Derin Duygularımı Tablolarım Aracılığıyla Anlatıyorum
Buket Önyürü, sanatın birçok dalına gönlünü vermiş başarılı ve yetenekli bir isim.


Bugünlerde “Wild Animal” isimli yeni sergisi için hazırlanan Buket Önyürü ile resmin hayatındaki yerini, nelerden ilham aldığını ve hedeflerini konuştuk.
Kendinizden kısaca bahseder misiniz?
Ankara doğumluyum. Hacettepe Üniversitesi Protohistorya ve Önasya Arkeolojisi'nden mezun oldum. Moda, her zaman tutkum oldu. Ailem eğitim ve sanat konusunda hep destek verdi.

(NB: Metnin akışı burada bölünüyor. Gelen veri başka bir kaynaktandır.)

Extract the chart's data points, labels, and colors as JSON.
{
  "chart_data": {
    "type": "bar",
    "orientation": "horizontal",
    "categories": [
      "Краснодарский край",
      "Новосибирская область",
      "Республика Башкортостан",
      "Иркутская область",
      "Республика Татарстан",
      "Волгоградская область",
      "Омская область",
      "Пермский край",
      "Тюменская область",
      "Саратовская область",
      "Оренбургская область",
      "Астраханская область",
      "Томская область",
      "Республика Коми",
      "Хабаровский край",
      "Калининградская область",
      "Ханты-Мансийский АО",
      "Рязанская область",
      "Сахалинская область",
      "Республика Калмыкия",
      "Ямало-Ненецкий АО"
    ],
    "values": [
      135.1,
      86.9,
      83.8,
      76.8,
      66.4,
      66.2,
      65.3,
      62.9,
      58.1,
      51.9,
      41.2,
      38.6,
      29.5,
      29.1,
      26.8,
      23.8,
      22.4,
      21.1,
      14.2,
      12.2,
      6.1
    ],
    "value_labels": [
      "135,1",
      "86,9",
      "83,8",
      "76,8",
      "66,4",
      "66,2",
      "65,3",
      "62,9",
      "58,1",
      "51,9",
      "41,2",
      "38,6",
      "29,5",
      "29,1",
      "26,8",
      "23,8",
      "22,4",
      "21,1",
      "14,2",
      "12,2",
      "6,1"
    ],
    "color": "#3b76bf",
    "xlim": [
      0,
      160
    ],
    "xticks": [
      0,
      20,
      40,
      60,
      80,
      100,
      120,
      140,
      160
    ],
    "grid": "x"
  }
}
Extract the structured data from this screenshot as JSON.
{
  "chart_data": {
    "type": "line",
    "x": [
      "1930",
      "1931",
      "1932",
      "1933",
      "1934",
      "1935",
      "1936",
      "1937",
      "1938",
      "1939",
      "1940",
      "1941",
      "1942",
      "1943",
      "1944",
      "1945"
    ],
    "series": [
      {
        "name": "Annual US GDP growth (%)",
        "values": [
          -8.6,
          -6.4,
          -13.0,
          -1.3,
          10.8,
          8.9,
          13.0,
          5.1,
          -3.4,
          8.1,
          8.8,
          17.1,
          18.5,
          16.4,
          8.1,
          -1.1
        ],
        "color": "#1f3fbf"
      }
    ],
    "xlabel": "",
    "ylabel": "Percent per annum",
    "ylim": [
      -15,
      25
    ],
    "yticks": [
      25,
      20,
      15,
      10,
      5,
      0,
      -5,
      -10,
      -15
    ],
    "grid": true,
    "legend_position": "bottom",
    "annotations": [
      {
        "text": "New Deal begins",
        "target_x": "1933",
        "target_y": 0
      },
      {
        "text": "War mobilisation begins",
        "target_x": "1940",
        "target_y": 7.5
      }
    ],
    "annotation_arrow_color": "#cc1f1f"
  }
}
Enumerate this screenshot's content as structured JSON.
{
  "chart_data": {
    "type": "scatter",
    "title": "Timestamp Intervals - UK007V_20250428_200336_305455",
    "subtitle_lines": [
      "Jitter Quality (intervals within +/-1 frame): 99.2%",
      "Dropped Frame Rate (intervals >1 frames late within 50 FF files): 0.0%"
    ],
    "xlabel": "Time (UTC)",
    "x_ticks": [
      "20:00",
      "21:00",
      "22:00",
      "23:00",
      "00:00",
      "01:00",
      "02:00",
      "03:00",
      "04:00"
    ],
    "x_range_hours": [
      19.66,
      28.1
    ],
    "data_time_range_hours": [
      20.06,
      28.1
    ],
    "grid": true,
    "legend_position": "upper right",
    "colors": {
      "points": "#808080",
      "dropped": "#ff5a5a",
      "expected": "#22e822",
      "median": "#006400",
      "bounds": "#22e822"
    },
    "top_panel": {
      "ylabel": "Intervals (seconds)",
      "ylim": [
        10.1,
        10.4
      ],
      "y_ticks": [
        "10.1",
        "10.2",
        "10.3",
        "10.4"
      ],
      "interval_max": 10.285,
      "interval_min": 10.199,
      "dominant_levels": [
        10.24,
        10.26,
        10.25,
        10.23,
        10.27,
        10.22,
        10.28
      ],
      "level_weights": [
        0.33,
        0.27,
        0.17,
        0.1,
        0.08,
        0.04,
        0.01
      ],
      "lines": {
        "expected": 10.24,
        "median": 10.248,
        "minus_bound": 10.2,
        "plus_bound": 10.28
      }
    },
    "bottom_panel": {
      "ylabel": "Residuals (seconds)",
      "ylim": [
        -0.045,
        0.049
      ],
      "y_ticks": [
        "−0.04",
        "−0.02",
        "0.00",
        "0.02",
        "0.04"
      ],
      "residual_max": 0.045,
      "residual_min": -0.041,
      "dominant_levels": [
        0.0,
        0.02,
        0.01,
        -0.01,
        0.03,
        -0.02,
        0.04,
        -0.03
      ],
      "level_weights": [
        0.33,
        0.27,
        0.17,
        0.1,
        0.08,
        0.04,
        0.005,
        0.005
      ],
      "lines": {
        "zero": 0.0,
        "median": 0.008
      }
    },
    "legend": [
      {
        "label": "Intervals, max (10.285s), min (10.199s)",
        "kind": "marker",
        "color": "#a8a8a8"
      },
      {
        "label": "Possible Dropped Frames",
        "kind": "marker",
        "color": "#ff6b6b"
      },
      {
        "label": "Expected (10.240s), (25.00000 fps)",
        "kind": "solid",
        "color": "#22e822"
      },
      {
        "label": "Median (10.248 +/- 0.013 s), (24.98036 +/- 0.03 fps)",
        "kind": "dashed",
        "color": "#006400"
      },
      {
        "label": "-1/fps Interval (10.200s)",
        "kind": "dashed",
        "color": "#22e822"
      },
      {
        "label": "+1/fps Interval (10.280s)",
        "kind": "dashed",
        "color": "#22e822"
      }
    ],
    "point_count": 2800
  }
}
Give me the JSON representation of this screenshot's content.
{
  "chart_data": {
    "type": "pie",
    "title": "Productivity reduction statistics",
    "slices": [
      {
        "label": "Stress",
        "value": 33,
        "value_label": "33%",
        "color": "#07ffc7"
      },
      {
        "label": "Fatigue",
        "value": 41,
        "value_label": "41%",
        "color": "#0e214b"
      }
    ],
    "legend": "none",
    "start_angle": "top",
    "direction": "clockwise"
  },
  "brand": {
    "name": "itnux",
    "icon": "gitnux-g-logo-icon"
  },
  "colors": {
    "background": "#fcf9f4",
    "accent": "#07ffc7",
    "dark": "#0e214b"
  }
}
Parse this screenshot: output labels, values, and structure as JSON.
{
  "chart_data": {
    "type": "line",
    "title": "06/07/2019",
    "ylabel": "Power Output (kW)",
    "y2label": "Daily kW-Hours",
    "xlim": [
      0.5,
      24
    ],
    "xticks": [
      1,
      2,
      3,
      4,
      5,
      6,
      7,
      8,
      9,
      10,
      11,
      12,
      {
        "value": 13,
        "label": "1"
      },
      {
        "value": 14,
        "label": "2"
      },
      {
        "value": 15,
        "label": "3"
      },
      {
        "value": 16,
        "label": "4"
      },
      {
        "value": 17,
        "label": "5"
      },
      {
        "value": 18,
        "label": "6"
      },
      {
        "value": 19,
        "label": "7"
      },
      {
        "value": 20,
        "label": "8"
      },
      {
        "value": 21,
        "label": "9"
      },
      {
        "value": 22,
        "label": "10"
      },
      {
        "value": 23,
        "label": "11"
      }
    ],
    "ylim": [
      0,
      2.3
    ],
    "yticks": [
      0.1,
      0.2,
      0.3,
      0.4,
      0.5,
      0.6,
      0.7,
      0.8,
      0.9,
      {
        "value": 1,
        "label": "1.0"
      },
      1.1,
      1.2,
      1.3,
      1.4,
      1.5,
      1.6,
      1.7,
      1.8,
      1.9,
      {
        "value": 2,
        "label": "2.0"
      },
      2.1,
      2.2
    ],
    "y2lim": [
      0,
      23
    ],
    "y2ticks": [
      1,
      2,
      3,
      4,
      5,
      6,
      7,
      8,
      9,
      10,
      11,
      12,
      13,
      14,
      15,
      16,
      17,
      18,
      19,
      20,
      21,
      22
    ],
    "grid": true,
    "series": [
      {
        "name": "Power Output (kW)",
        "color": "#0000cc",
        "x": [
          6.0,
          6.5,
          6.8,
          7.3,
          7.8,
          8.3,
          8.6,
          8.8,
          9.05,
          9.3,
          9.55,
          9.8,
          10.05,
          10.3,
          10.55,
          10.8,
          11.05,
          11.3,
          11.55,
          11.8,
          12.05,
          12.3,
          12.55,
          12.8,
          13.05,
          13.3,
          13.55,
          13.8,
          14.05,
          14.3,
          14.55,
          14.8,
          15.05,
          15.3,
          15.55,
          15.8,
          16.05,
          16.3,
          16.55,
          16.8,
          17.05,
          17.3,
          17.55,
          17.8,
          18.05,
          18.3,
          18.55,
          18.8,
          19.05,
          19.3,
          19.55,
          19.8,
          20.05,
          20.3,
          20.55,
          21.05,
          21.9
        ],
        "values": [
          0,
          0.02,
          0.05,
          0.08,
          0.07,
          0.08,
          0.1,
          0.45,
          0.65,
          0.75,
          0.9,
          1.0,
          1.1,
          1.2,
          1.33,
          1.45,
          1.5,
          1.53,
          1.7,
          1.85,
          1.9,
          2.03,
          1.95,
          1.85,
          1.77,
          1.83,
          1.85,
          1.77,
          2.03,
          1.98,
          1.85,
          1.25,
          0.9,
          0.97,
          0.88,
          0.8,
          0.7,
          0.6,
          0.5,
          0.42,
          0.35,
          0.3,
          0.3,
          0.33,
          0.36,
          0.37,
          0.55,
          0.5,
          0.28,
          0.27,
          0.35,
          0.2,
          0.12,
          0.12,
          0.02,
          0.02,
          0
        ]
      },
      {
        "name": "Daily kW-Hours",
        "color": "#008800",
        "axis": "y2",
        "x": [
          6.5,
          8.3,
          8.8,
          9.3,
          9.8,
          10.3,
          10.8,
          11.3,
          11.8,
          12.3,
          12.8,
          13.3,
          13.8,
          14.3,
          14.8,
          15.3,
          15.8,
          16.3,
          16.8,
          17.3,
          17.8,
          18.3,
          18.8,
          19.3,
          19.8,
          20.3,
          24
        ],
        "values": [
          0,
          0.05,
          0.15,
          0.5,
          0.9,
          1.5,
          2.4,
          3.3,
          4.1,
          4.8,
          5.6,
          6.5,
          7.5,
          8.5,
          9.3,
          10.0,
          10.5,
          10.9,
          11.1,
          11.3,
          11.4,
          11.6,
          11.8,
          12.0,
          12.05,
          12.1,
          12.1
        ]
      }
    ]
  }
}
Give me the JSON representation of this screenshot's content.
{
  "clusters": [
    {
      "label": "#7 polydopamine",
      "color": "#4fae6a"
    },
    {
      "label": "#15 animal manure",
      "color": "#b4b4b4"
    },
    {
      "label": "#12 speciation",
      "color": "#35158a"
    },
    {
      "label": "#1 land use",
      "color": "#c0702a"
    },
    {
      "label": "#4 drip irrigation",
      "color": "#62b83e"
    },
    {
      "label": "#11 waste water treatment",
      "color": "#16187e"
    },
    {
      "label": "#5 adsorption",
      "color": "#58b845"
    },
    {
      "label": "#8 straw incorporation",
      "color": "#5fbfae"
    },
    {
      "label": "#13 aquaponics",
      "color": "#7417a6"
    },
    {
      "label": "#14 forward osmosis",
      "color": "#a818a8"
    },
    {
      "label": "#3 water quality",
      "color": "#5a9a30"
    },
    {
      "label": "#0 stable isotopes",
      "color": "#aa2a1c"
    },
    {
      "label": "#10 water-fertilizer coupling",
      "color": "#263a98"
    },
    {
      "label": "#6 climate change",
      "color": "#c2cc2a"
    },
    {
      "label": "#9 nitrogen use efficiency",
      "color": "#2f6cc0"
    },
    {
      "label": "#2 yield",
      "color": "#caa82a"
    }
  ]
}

Arkeoloji eğitimime devam ederken aynı zamanda çok istediğim, Özel Güzel Sanatlar Stilistlik okulunu da bitirdim. Burada moda, makyaj, güzellik, stil gibi pek çok konuda eğitim aldım. Yüksek lisansımı Ankara Üniversitesi’nde Müze Pedagojisi üzerine yaptım. Tabiat Tarihi Müzesi'nde arkeolog ve müze küratörü olarak görev yapıyorum.
Resim sanatının sizin için önemi nedir?
Sanat, insanların birbirine yakınlaştıran ortak bir dil. Birikimlerimi, duygularımı en güzel resim aracılığı ile yansıtabiliyorum. Çoğu zaman kelimeler hislerinizi ifade etmeye yetmez, işte bu noktada devreye tablolarım giriyor.
Çalışmalarınızda nelerden ilham alıyorsunuz?
Müzecilik ve arkeoloji konusunda pek çok projede yer aldım. Müze küratörü olarak, müze objelerini değerlendirip üzerinde enerji harcamak ve sunumları ile ilgili çalışmak kişinin estetik değerlerinin yükselmesini sağlayan müthiş bir faktör. Müzede çalışmalarıma devam ederken mizacım nedeniyle kısa sürede Eğitim, Basın ve Halkla İlişkiler Yöneticiliği'ne getirildim. Bu görevde çalışmak, müzeye gelen farklı profillere sahip ziyaretçilerle diyalog halinde olmayı gerektirdi. İnsanlarla iletişim halinde olmak, birikim oluşturmada önemli bir etken oldu. Ayrıca bir müzede milyonlarca yıl içerisinde jeolojik zaman periyodunda fosiller, mineraller, kayaçlar, renkler ve dokularla iç içe 23 yıl geçirmek, kişinin benliğinde, hafızasında bir birikim yaratıyor.
Bugüne kadarki sergilerinizin temaları nelerdi?
Yaşadıklarım ve deneyimlerim beni resimle ilgili sergiler açmaya yönlendirdi. Doğa konusunda hepimizin bir şeyler yapması gerekiyor. Yakın zamanda yaşadığımız ani ısı değişiklikleri, sel baskınları, alışık olmadığımız tarzda tropik fırtınalar küresel ısınmanın işaretleri. Doğa konusu benim için çok önemli. Bu nedenle, ilk sergim “Doğanın Renkleri” temalıydı. Diğer sergimi tamamen “Küresel Isınma” konusuna ayırdım ve sergime “Yok Oluş 1.5” adını verdim. Cumhurbaşkanı Recep Tayyip Erdoğan tarafından 2019 yılının ‘Göbeklitepe Yılı’ ilan edilmesi ise bir arkeolog olarak beni çok heyecanlandırdı. Bu nedenle, “Cennetin Bahçesi Göbeklitepe 99” ismini verdiğim son sergimi, dinlerin beşiği Urfa'da gerçekleştirdim.
Son olarak, önümüzdeki serginizin temasını ve önemini paylaşır mısınız?
Doğal hayata verdiğimiz zarar, artık geri döndürülemeyecek bir noktaya ulaştı. Dünya üzerinde yaşayan birçok nesli tükenen hayvan bulunuyor. Gelecek yıllarda, bu nesli tükenen hayvanlara yenilerinin dahil olması bekleniyor. En kısa sürede önlemler alınmazsa bazı türler artık aramızda olmayacak. Son hazırladığım “Wild Animal” serimle yok oluşa bu kez de hayvanlar açısından yaklaşıyorum.